Protesters want to unseat Thai Prime Minister Yingluck Shinawatra and dilute the influence on Thai politics of her billionaire brother, former Thai prime minister Thaksin Shinawatra, who lives in exile to avoid jail for corruption.
“As days go by, there will be more violence until it cannot be controlled,” Royal Thai Army Commander-in-Chief Prayut Chan-ocha said in a rare televised live speech.
“If losses continue, the country will collapse for sure and nobody will win or lose,” he added.
Prayut urged reconciliation and talks. He said troops are “ready to do their duty,” but “do not want to use force and weapons to unnecessarily fight with the Thai people.”
He did not elaborate.
Thaksin supporters have accused the demonstrators of trying to incite the military to seize power in a country which has seen 18 successful or attempted coups since 1932.
The army chief’s comments are closely scrutinized for signs of possible intervention.
Yingluck has been staying outside Bangkok, but yesterday ruled out resigning despite the series of deadly attacks heaping pressure on her administration.
Yingluck, who attended a trade show in Saraburi Province, 100km north of Bangkok, called for dialogue to resolve the crisis.
“It’s time all sides turned to talk to each other,” Yingluck told reporters. “Many people have asked me to resign, but I ask: Is resignation the answer?
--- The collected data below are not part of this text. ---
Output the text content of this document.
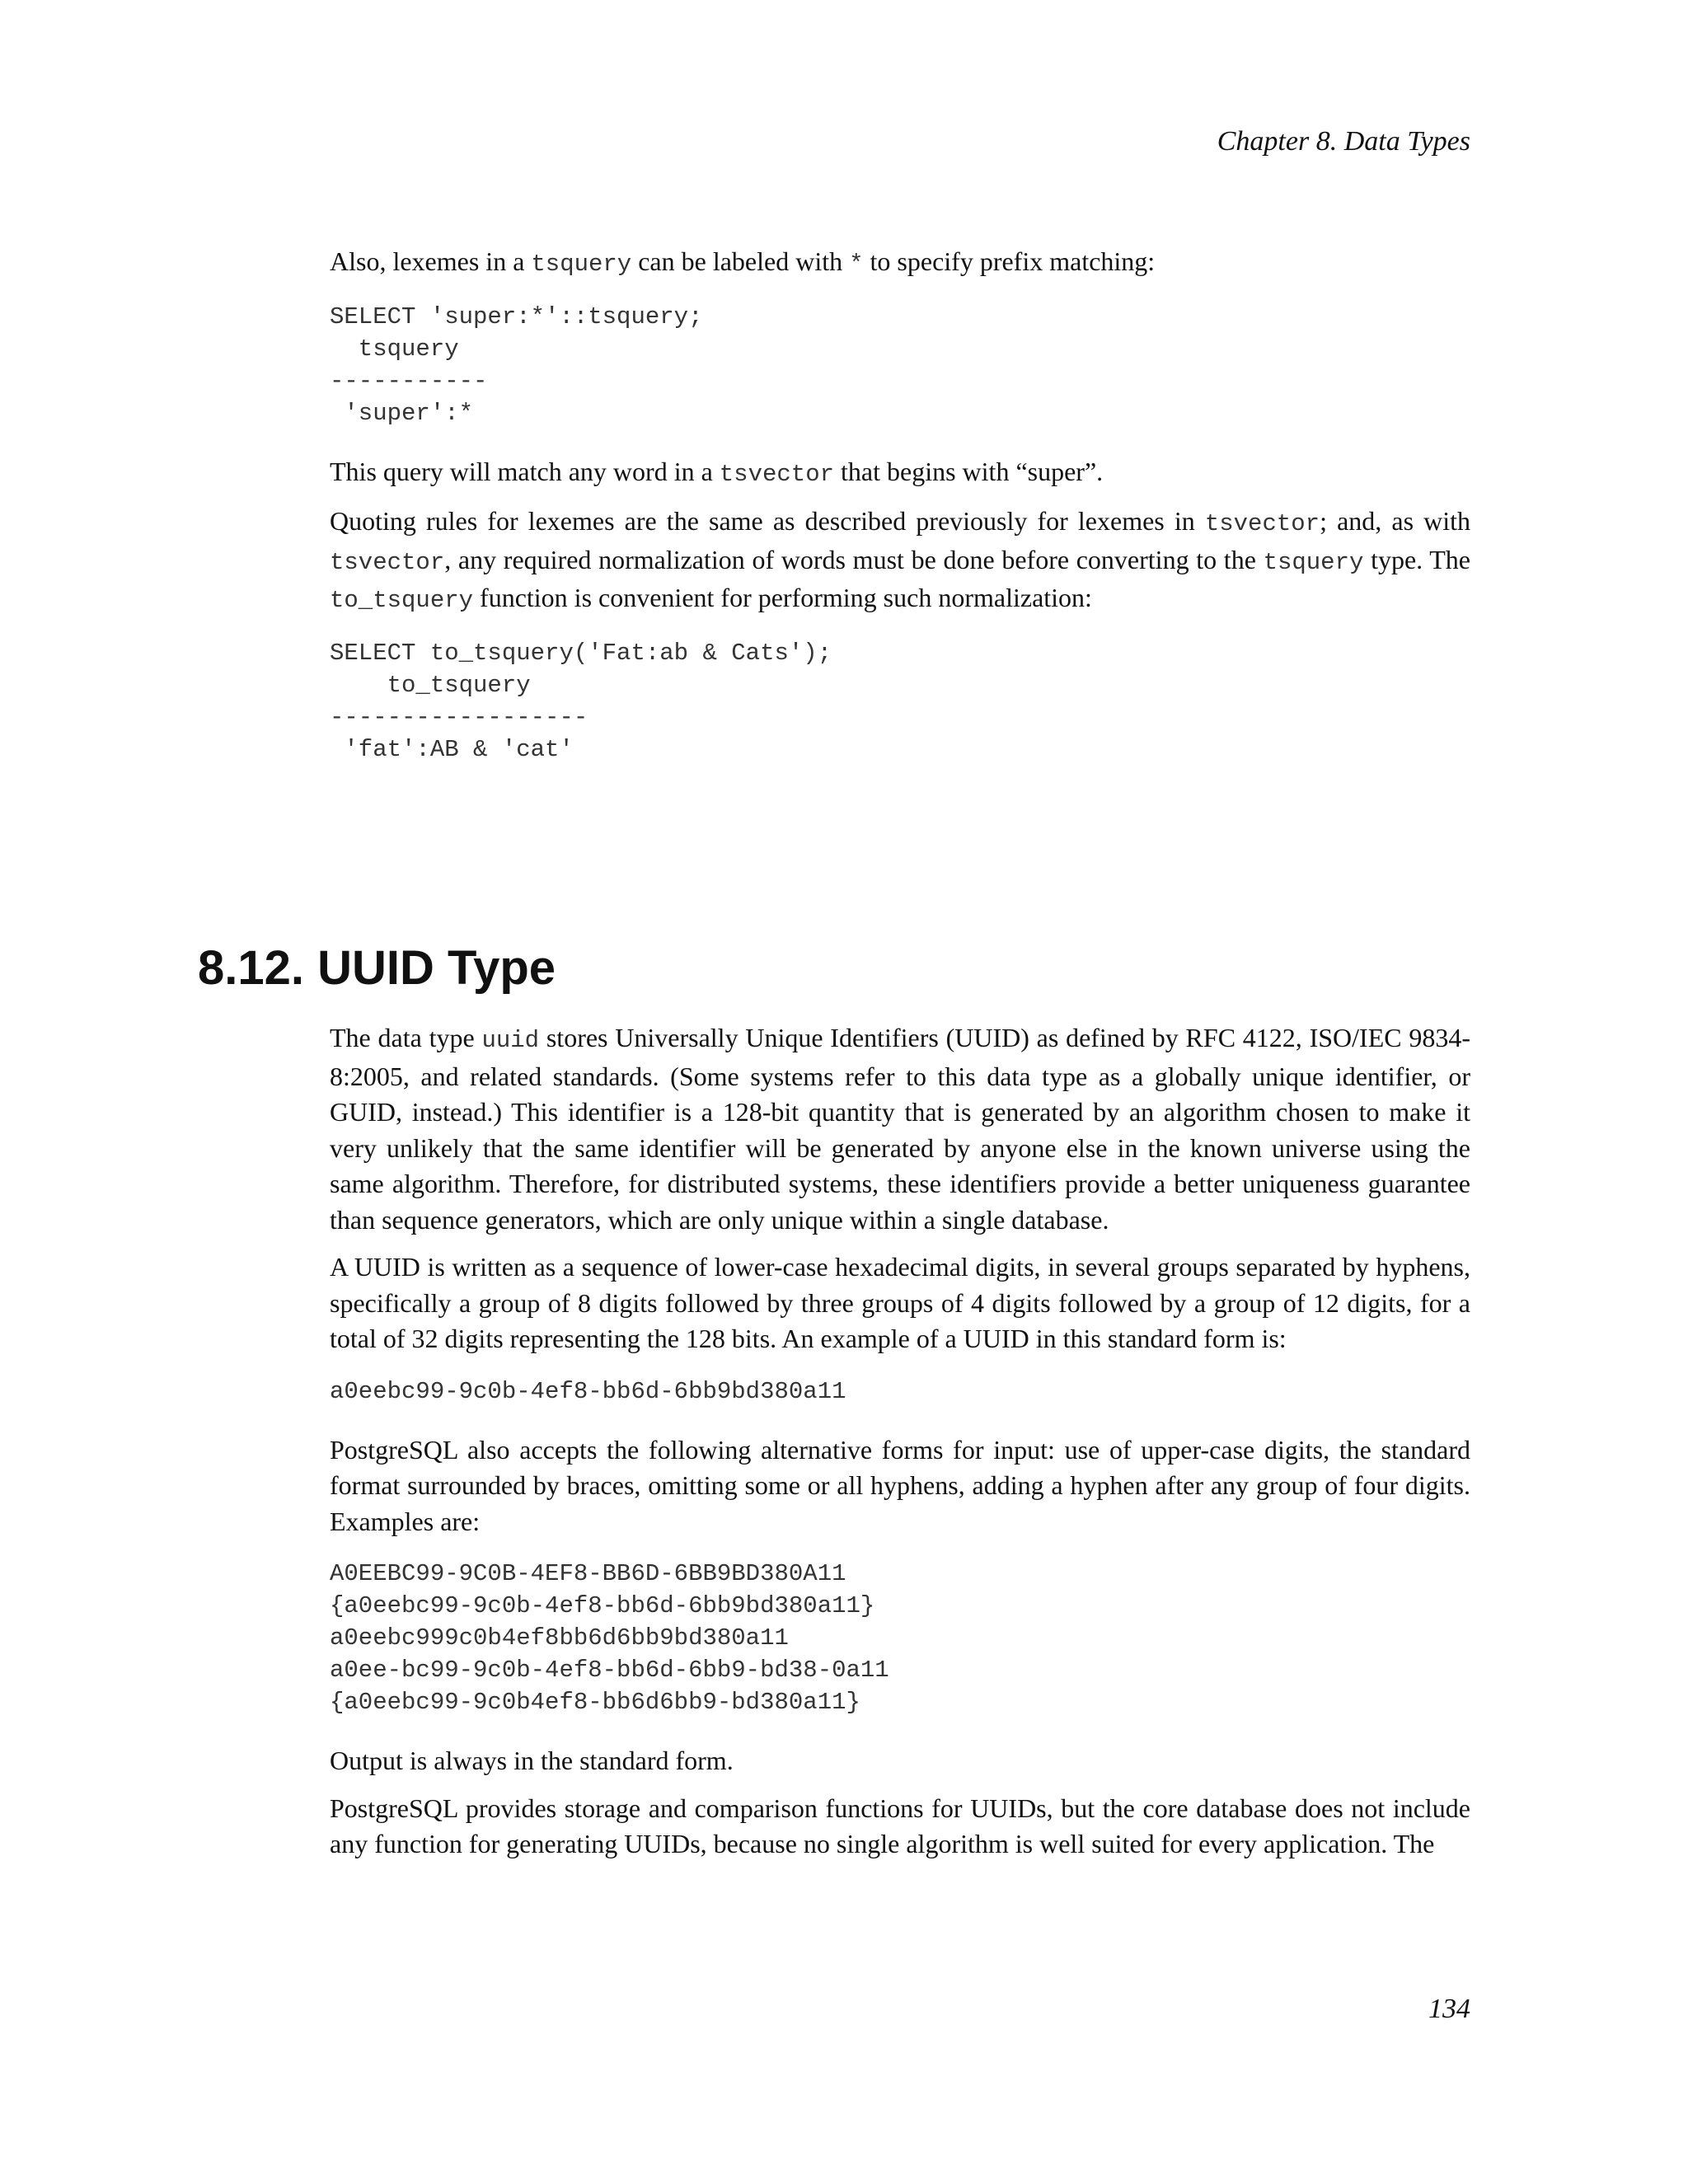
Chapter 8. Data Types

Also, lexemes in a tsquery can be labeled with * to specify prefix matching:

SELECT 'super:*'::tsquery;
tsquery
-----------
'super':*

This query will match any word in a tsvector that begins with “super”.

Quoting rules for lexemes are the same as described previously for lexemes in tsvector; and, as with tsvector, any required normalization of words must be done before converting to the tsquery type. The to_tsquery function is convenient for performing such normalization:

SELECT to_tsquery('Fat:ab & Cats');
to_tsquery
------------------
'fat':AB & 'cat'
8.12. UUID Type

The data type uuid stores Universally Unique Identifiers (UUID) as defined by RFC 4122, ISO/IEC 9834-8:2005, and related standards. (Some systems refer to this data type as a globally unique identifier, or GUID, instead.) This identifier is a 128-bit quantity that is generated by an algorithm chosen to make it very unlikely that the same identifier will be generated by anyone else in the known universe using the same algorithm. Therefore, for distributed systems, these identifiers provide a better uniqueness guarantee than sequence generators, which are only unique within a single database.

A UUID is written as a sequence of lower-case hexadecimal digits, in several groups separated by hyphens, specifically a group of 8 digits followed by three groups of 4 digits followed by a group of 12 digits, for a total of 32 digits representing the 128 bits. An example of a UUID in this standard form is:

a0eebc99-9c0b-4ef8-bb6d-6bb9bd380a11

PostgreSQL also accepts the following alternative forms for input: use of upper-case digits, the standard format surrounded by braces, omitting some or all hyphens, adding a hyphen after any group of four digits. Examples are:

A0EEBC99-9C0B-4EF8-BB6D-6BB9BD380A11
{a0eebc99-9c0b-4ef8-bb6d-6bb9bd380a11}
a0eebc999c0b4ef8bb6d6bb9bd380a11
a0ee-bc99-9c0b-4ef8-bb6d-6bb9-bd38-0a11
{a0eebc99-9c0b4ef8-bb6d6bb9-bd380a11}

Output is always in the standard form.

PostgreSQL provides storage and comparison functions for UUIDs, but the core database does not include any function for generating UUIDs, because no single algorithm is well suited for every application. The

134
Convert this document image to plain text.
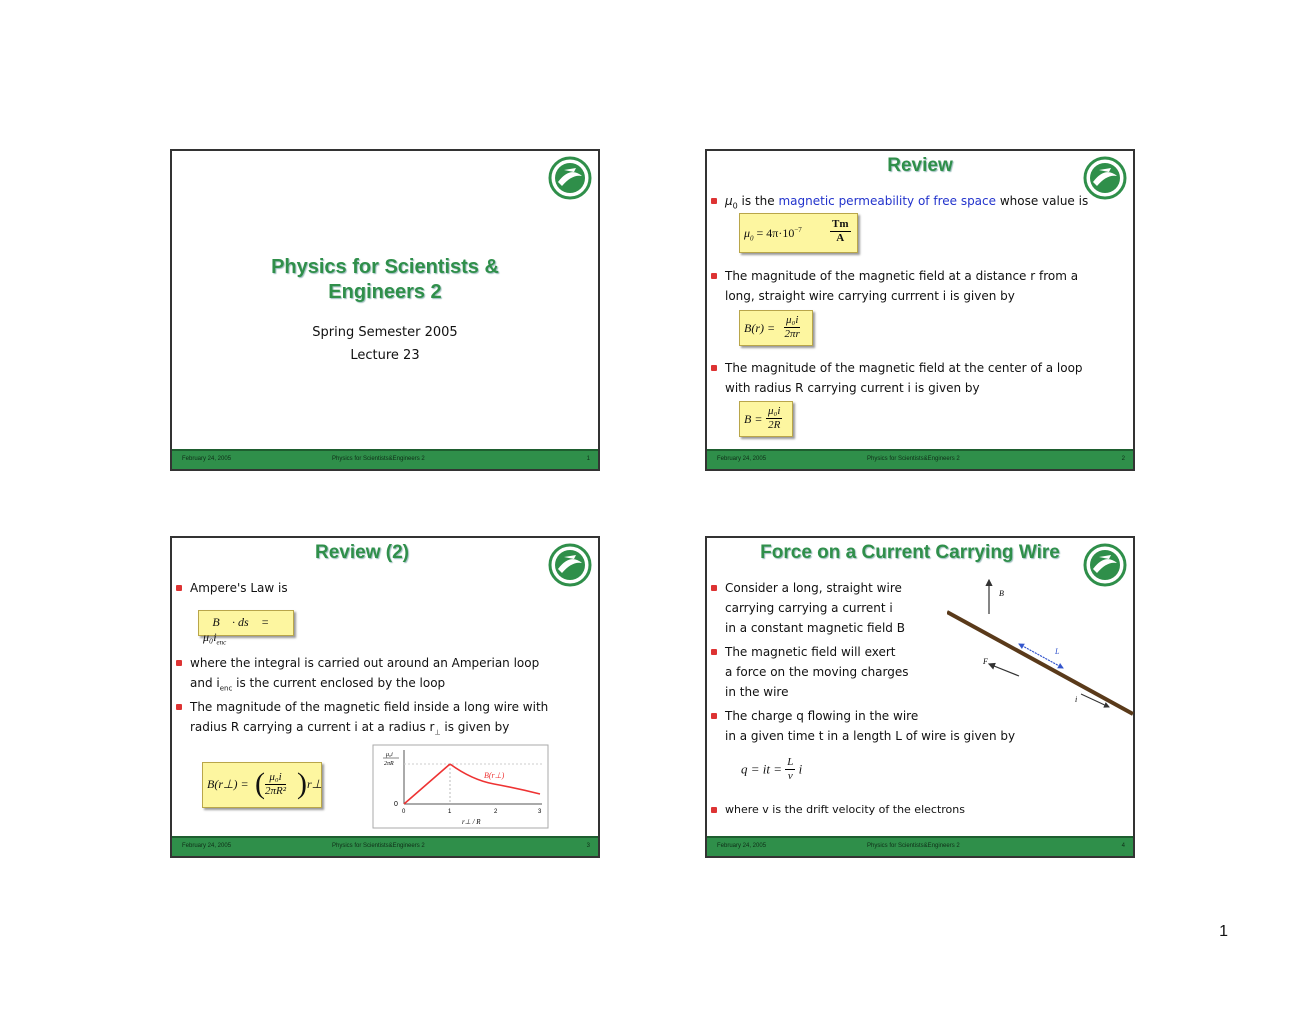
Physics for Scientists &
Engineers 2
Spring Semester 2005
Lecture 23
February 24, 2005	Physics for Scientists&Engineers 2	1
Review
$\mu_0$ is the magnetic permeability of free space whose value is
$\mu_0 = 4\pi\cdot 10^{-7}$	$\frac{Tm}{A}$
The magnitude of the magnetic field at a distance r from a
long, straight wire carrying currrent i is given by
$B(r) = \frac{\text{μ₀i}}{2\pi r}$
The magnitude of the magnetic field at the center of a loop
with radius R carrying current i is given by
$B = \frac{\text{μ₀i}}{2R}$
February 24, 2005	Physics for Scientists&Engineers 2	2
Review (2)
Ampere's Law is
∮B⃗ · ds⃗ = $\mu_0i_{enc}$
where the integral is carried out around an Amperian loop
and $i_{enc}$ is the current enclosed by the loop
The magnitude of the magnetic field inside a long wire with
radius R carrying a current i at a radius $r_\perp$ is given by
B(r⊥) = ( $\frac{\text{μ₀i}}{\text{2πR²}}$ ) r⊥
B(r⊥)
μ₀i
2πR
0
0	1	2	3
r⊥ / R
February 24, 2005	Physics for Scientists&Engineers 2	3
Force on a Current Carrying Wire
Consider a long, straight wire
carrying carrying a current i
in a constant magnetic field B
The magnetic field will exert
a force on the moving charges
in the wire
The charge q flowing in the wire
in a given time t in a length L of wire is given by
q = it = $\frac{L}{v}$ i
where v is the drift velocity of the electrons
B
F
L
i
February 24, 2005	Physics for Scientists&Engineers 2	4
1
What if it creates a power vacuum?”
Yingluck’s office would not confirm how many days she had been working outside the capital.
She was last seen in public in Bangkok on Tuesday last week, when both anti-government protesters and farmers angry about not being paid under a rice subsidy scheme were trailing her and some of her ministers.
She is due to attend a corruption hearing in Bangkok on Thursday.
Thai Minister of Foreign Affairs Surapong Tovichakchaikul said Yingluck would hold a Cabinet meeting today.
“It is highly likely that we will hold the Cabinet meeting outside of Bangkok,” Surapong told reporters.
The current unrest is the most severe in the bitterly divided kingdom since protests by the Thaksin-allied Red Shirts against a previous government in 2010 sparked clashes and a military crackdown that left more than 90 people dead.
Police said a brother and sister, aged four and six respectively, and a 59-year-old woman died after a grenade attack on Sunday afternoon at a Bangkok shopping district.
They said an officer also died yesterday, nearly a week after being shot in the head in a gunbattle with protesters in Bangkok’s historic center.
Attacks have mainly taken place in the Thai capital, although a drive-by shooting late on Saturday at a protest rally in Trat Province killed a five-year-old girl.